Afficher l'image d'origine- Dans la deuxième partie du film, Betty est présente dans un snack où elle rencontre le tueur à gage à qui elle montre la photo de la cible à éliminer. Le tueur lui demande de ne pas la dévoiler en public. A cet instant, un jeune homme (brun aux cheveux courts) les surprend. Il comprend que quelque chose de crapuleux se trame entre la blonde et cet homme douteux. Dans la première partie du film, cet homme se présente dans un snack (le même que celui où se trouvait Betty avec le tueur) pour voir le patron. Il lui annonce avoir vu en rêve un danger, un homme suspect (justement, ce tueur entre-aperçu réellement). Ce jeune homme présent dans son rêve est dangereux pour Betty car il lui rappelle la réalité et elle risque alors de se réveiller. Il se passe donc très logiquement ceci : l'homme sort du snack avec le patron, et meurt en rencontrant un homme suspect. Une fois mort il sort du rêve qui peut donc continuer. La révélation aurait en effet dissipé le rêve et Betty se serait éveillée. Quant au tueur à gage qui apparaît, il ne rencontrera jamais Betty (contrairement à ce qui se passe en réalité), et semble rechercher une jeune femme dont on ignore le nom (et non sans hasard à nouveau). Il apparaît maladroit et inefficace, et donc sans réel danger (contrairement dans la réalité où il annonce à Betty que sa décision sera irrémédiable).
- En réussissant son audition (dans le rêve), toute l'équipe propose à Betty d'aller directement voir le réalisateur. Lorsqu'ils se surprennent mutuellement du regard, ils semblent se connaître sans toutefois se reconnaître. On comprend la raison de cette étrange familiarité dans la deuxième moitié du film, puisque ce réalisateur n'est rien d'autre que le futur marié de Rita entre-aperçu par Betty déjà sur le lieu de tournage (la scène du baiser entre lui et Rita dans la voiture sur le plateau. Le rêve se passe d'ailleurs dans le même endroit). Son rêve risquerait alors de se détruire si elle décidait de rester avec le metteur en scène. Elle sait dans la réalité que celui-ci ne l'a pas choisie – raison pour laquelle dans le rêve une autre fille est désignée (une autre actrice).

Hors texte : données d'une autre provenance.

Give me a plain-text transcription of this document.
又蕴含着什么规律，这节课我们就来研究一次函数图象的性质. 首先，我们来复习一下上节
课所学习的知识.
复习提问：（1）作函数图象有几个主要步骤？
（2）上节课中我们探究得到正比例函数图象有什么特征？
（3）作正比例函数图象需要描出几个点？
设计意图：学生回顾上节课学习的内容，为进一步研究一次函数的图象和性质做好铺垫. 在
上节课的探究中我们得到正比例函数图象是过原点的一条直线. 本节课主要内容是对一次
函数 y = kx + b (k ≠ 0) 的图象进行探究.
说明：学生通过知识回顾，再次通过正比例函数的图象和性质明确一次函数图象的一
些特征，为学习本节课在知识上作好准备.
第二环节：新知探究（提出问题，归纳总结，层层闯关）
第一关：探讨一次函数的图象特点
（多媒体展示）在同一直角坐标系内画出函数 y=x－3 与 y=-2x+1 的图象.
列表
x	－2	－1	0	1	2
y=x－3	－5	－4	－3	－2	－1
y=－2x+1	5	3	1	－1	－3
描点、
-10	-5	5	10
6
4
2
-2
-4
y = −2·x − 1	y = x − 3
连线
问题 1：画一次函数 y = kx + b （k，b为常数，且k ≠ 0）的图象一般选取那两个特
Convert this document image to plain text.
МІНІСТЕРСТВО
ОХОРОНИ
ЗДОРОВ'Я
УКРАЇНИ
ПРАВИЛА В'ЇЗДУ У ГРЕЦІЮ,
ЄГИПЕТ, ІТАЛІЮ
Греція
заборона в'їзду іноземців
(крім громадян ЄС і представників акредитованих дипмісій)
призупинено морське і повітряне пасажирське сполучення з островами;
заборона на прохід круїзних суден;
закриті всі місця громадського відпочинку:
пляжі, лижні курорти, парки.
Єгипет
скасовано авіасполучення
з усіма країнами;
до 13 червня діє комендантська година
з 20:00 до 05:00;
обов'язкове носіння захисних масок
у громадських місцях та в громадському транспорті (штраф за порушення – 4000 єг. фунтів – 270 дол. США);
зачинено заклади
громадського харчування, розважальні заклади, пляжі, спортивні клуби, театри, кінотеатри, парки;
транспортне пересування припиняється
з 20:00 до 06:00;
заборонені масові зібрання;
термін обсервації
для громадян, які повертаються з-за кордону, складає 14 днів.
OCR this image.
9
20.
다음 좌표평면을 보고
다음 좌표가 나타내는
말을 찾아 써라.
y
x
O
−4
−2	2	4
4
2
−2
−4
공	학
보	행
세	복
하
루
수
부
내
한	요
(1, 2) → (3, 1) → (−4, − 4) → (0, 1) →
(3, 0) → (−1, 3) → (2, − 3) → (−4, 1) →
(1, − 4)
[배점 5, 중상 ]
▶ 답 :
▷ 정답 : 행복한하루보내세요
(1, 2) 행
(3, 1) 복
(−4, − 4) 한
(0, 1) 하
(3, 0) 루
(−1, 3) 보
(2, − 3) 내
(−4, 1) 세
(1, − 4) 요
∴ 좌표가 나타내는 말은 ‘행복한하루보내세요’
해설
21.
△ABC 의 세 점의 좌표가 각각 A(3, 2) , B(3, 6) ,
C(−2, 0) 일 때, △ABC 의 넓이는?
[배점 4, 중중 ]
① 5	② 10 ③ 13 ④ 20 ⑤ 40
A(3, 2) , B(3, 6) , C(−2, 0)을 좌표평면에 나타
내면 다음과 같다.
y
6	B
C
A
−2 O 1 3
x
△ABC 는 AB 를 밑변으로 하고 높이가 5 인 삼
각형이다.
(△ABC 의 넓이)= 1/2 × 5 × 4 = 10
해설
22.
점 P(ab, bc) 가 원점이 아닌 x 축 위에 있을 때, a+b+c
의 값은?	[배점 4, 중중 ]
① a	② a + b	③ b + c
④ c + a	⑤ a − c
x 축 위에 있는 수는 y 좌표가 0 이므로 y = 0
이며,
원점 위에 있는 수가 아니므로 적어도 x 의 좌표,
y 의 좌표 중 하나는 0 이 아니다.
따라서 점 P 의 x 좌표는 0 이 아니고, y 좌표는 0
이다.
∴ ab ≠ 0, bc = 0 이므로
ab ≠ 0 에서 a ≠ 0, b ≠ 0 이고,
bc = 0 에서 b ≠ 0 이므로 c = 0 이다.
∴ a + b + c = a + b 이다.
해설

Elle décide de s'enfuir à cet instant pour poursuivre son rêve.
- Lorsque les deux jeunes femmes décident d'aller dans l'appartement de (celle qu'elle croit être à tort) Rita, elles découvrent une jeune femme allongée sur le lit. Cette jeune femme n'est autre que Betty qui, actuellement, est dans son appartement et qui rêve. Mais elle est justement ici méconnaissable. Il faut qu'elle soit impossible à identifier sinon Betty comprendrait qu'elle ne fait que rêver. Raison pour laquelle elle sent un malaise et fuit le lieu. Les deux jeunes femmes décident donc de quitter l'appartement, et le rêve se poursuit grâce à l'impossible identification de Betty (que le spectateur ne peut comprendre qu'en percevant la suite du film – notamment quand elle se réveillera dans le même appartement).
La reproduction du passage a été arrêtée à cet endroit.